To combat this and other types of fake news, the internationally distributed American newspaper, USA Today published a list of suggestions to help readers work through the deluge of less-than-trustworthy information. But the list, which includes the suggestion for time-consuming follow-ups and reading of undigested information from primary sources, is unlikely to be followed, especially by those who are most prone to be fooled by fake news, namely, the lazy.
Lazy social media users create another complicated situation associated with fake news: libel. Many courts, including in Israel, have begun to think about how the intentional dissemination of a fake story on social media can be interpreted in light of decades-old libel laws, in particular, how liking or sharing a libelous fake news story could create liability for said sharer or liker. Courts in some jurisdictions have found users to be liable for simply liking a post, or commenting, while other courts, including Israel's Supreme Court, in balancing free speech and defamation, distinguished between simply liking a post—which may or may not cause the defamatory fake news to be distributed to more people via their social media feeds, depending on the vagaries of algorithms—and sharing a post, which could be construed as an actual defamatory publication under the law.
Fake news can also thrive if people choose to trust AI predicted winners of the Golden Globes and other awards over the formal reports of the actual winners.
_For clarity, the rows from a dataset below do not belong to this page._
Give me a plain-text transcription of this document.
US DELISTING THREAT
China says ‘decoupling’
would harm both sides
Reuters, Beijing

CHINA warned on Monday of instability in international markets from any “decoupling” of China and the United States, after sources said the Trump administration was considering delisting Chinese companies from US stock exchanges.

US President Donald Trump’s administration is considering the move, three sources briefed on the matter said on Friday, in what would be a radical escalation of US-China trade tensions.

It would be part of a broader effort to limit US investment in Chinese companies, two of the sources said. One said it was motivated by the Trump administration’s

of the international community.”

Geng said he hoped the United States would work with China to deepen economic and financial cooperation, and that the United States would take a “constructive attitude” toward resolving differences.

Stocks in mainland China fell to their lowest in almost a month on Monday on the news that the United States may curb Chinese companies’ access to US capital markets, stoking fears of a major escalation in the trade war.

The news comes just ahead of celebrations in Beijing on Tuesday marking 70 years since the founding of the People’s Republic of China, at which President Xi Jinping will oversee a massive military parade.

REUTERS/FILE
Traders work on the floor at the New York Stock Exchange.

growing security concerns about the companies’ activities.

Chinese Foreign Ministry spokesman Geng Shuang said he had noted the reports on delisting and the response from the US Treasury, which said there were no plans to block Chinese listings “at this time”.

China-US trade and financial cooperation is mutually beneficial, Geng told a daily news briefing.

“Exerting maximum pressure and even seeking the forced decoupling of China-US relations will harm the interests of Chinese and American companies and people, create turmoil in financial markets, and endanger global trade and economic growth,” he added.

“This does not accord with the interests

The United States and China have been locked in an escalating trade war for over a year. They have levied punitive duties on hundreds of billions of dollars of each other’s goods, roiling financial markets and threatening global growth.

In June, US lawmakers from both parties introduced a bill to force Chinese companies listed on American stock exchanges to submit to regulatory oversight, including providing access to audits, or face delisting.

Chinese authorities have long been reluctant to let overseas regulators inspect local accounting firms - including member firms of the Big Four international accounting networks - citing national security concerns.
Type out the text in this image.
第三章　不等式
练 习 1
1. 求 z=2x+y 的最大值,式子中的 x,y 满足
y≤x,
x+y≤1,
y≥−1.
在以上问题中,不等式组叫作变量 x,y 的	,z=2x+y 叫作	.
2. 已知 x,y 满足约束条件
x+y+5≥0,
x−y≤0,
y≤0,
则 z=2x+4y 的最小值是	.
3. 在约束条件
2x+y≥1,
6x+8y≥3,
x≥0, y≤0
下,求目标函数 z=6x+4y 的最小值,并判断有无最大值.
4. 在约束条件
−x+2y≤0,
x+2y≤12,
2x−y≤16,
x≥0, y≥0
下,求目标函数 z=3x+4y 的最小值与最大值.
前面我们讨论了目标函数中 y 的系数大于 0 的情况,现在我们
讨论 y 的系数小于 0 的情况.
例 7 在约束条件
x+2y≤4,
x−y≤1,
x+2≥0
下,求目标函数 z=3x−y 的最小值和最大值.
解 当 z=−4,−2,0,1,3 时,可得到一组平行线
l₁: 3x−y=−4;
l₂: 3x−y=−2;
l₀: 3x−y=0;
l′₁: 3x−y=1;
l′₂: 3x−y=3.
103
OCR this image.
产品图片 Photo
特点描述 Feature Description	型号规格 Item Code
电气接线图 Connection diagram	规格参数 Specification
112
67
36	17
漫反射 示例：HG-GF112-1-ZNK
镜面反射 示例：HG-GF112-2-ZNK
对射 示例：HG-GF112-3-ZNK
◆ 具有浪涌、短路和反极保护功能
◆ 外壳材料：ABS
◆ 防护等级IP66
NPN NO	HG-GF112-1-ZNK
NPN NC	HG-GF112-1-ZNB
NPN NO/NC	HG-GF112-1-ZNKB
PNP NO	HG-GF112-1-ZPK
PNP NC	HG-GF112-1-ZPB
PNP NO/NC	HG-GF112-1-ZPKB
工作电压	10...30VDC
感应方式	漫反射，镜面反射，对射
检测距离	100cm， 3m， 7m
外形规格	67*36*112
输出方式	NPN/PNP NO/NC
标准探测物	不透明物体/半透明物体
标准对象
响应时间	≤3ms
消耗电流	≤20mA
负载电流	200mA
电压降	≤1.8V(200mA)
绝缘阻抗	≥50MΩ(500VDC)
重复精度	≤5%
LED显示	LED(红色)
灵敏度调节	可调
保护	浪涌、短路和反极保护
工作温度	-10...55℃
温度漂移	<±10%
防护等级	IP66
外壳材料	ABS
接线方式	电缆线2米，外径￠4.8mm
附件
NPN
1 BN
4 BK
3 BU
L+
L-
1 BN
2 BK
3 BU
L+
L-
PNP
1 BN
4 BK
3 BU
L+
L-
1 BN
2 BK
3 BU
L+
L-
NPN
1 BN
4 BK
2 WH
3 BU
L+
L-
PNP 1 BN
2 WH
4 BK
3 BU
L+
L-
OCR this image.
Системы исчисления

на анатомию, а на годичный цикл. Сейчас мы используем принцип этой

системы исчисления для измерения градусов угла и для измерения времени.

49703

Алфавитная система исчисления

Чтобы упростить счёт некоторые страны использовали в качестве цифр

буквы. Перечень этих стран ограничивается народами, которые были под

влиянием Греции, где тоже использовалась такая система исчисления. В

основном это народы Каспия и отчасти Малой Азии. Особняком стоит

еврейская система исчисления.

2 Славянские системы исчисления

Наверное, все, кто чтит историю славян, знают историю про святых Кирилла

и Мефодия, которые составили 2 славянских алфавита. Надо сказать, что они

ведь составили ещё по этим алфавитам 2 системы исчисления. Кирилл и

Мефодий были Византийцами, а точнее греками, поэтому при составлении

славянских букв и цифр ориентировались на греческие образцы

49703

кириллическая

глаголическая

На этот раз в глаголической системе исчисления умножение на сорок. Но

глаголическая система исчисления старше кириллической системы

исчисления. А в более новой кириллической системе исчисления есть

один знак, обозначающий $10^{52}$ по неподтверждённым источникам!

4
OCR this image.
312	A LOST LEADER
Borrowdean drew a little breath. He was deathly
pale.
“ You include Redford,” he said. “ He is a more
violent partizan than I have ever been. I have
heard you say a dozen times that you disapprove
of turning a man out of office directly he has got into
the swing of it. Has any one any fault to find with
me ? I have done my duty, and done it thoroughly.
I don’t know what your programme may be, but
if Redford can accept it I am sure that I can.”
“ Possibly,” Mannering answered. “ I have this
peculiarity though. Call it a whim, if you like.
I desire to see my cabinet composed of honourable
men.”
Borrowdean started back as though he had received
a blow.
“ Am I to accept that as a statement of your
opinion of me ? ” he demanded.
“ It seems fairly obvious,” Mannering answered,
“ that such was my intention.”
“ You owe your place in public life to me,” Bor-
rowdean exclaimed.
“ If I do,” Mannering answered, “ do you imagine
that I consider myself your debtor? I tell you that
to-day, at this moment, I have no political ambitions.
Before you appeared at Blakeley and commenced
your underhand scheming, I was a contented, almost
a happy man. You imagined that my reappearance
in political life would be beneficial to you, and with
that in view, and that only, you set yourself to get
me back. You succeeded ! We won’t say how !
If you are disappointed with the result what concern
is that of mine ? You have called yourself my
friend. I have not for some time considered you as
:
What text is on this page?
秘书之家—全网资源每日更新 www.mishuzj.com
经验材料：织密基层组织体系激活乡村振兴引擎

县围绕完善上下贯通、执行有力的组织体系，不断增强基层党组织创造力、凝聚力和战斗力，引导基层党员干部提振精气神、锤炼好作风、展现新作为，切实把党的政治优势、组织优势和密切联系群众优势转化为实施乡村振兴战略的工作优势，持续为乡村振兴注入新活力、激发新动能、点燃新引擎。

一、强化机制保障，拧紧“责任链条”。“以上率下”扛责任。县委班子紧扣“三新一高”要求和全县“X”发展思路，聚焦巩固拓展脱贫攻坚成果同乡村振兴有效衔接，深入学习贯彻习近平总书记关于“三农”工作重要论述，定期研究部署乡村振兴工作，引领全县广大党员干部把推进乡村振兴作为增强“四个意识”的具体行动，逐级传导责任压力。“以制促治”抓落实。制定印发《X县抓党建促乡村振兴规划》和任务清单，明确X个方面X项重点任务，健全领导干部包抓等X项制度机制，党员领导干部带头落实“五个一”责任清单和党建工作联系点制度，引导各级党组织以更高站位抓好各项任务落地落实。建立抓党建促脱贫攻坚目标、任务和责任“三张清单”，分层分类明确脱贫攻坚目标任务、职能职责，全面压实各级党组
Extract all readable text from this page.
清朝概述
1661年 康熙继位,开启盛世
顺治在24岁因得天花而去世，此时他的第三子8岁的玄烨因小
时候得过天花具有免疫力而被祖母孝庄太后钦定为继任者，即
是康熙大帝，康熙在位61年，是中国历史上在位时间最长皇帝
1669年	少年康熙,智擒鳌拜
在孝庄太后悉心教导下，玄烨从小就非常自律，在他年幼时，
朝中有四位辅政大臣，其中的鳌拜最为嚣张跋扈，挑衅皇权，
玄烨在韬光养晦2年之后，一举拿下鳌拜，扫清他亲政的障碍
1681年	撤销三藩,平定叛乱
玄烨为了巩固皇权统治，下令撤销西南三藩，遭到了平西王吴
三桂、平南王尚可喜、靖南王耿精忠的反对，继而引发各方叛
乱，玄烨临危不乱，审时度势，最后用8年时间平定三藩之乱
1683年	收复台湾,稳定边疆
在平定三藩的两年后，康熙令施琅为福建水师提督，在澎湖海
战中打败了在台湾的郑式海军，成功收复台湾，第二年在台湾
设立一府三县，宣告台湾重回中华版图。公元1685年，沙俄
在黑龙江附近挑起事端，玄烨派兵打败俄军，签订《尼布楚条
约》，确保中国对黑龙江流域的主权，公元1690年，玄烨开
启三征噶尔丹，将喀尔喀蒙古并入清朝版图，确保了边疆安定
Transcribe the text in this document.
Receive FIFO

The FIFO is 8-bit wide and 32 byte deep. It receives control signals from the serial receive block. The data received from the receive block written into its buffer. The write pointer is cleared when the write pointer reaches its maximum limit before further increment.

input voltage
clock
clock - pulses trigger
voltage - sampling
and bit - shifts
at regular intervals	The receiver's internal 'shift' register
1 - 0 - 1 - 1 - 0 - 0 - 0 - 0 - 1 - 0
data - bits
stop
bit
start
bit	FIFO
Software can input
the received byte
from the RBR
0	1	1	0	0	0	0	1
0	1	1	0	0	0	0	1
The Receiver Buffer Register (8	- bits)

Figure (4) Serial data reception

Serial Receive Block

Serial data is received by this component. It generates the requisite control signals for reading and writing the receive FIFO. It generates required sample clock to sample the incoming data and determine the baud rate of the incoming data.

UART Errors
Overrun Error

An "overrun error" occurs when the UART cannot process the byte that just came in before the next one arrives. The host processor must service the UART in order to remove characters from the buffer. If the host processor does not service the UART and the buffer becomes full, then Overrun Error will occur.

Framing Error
Given the many acerbic remarks of host Ricky Gervais at the recent Golden Globes, it would be interesting to see if sharing his comments through social media—he claims to have gained hundreds of thousands of new Twitter followers as a result of his viral Hollywood roast—rises to libelous fake news.
Dov Greenbaum, JD-PhD, is the director of the Zvi Meitar Institute for Legal Implications of Emerging Technologies at the Radzyner Law School, at the Interdisciplinary Center in Herzliya.